Just picked up a pretty awesome and solid 32 5 window coupe. A respected friend is trying to talk me into building it as a competition coupe the old school way with an Ardun pushed up under the cowl..... Hmmm..... What's a guy to do??
Ever humble, Gene gave credit to Larry for the coupes success. He said Larry got the most out of it because he wasn't afraid of it.
I was wondering the same thing. it seems that I read an article about the orange crate a couple of years back but I don't recall what class it can in. I built a model of this car when I was a kid (I think) this is one that has always been floating in the back of my mind. Edit damnit: Just did some quickie research the Orange Crate ran A/A. So it is not probably good fodder for this thread but here is something that I have never ever noticed before check out the nose art.
Yep usually between the rows in the pineapple fields. orange crate aside I think that this is a pretty slick thread, although I don't understand why there isn't more interest in the old class or how it morphed over the years. Those old coupes were just rad.
Great thread guys, I am one of those old guys from back then that built a competition coupe. I built a 32 Ford five window, chopped seven inches, channelled five inches over the 32 chassis and the body set back about 10 inches.

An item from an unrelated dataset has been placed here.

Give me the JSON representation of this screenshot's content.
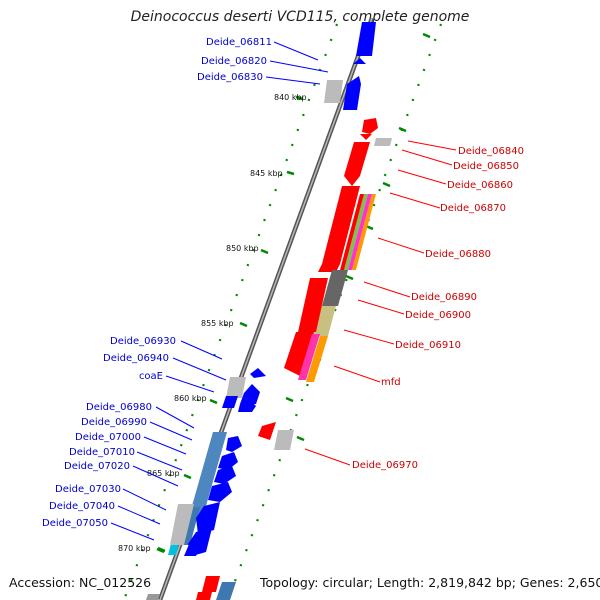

I had a 53 Chrysler Hemi hogged out to 376 cubic inches with a log manafold and six carburetors. The engine sat under the cowl. I had a plymouth 3 speed trans connected to an Oldsmobile rear with 4.30 gears. Depending on the track that I ran I would convert the carburetors to run either gas or fuel. Of course that car is long gone, back then I sold it for $400.00 without the engine. Imagine that !! But I was running fuel dragsters then and did not care to keep the coupe. Now I am building another 32 Fuel Coupe with my son. Check his page ( gbones32coupe ) on the HAMB to see the build. Also, I currently run a Fuel Coupe with Ted Brine that we built years ago. It is known as the 134 AA/Fuel Coupe. Do a search on it and you will see pictures and videos of it running. We last ran it at the 2014 NHRA California Hot Rod Reunion. Some of us old geezers are still doing it !!
Rfraze, they are some awesome competition coupes that you are posting. They are from the later fifties and early sixties. The comp coupes and fuel coupes that I am talking about are more similar to the 32 that started the thread.. The coupe that inspired me from my childhood was built by a group of local guys in Philadelphia known as the "Satans". They built a candy apple blue 32 five window with yellow flames and Satan on the grille. Here is a picture of it from the 1957 Nationals at Kansas City.
You got that right, but Gene and Sharp had there game on too. I talked to Larry's daughter in Bakersfield that night at the Double Tree. Her Dad was not there. She was drawn to the 134 Fuel Coupe because of the resemblence to the 554. We were the only non dragster invited to the ceremony. That is what this thread is all about, the folks still love those coupes.
This picture upsets me every time I see it. Two famous coupes in the back of the Freeman & Sons lot going to shit. The orange one is the Paul Sutherland A/Comp Simca, a real bad ass in it's own right. I don't know what ever happened to it, but I'm sure glad the 554 was rescued.
Well this bitch took off and flew, finally. it was like pulling teeth. Thanks for the pics guys, my bad day just turned out good(er).
Just like any early nhra class, Competition coupe cars evolved over the years. There's a bazillion cool photos but much of the time we are left guessing what year the car is from. A time line of photos to show the evolution would be pretty cool. Somewhere I read that there were gassers, altereds, and dragsters. Then since just a little past gasser put you into altered class, a little altered is the same as very altered so altereds grew wilder and wilder. At that point they redefined the highest degree of the altereds with the "competition" classification. The competition class grew wilder and wilder and then enters the "fuel coupe" classification.
http://www.jalopyjournal.com/forum/...n-montgomery-32-3w.873097/page-3#post-9635115 When fuel was banned the NHRA had also merged the stock bodied, full fendered coupes into the Altered gas classes with Fiats, Crosleys and other non-fendered machines. So the old Fuel Coupes would not be competitive in those classes. The other alternative would have been to drop back into the Gas coupe classes. But it would take a major amount of work to move the engine forward, reset a firewall, add upholstery and things like mufflers, lights and windshield wipers. The rules for the gas class cars required them to be totally street legal then. Thus the old Fuel Coupes had no place to go and had a low value. That's why you see them rotting behind tool sheds in junk yards.
Old used up race cars were throw aways, no one ever even considered that anyone would want a used up old race car. Racing used to all be cutting edge there was no "Vintage" racing because it wasn't vintage yet. it was all just last years stuff.
Well if you got the cash outlay for an Ardun I would suggest that you do it the new millennium way and pay someone else to do it for you.
That second car the one wearing the poodle skirts is just freaky. I wonder how much difference the wheel covers made on the big end.
The second coupe is also Jerry Card's Simca, an earlier photo. All the skirts did was make tire maintenance a lot more difficult. They didn't last long.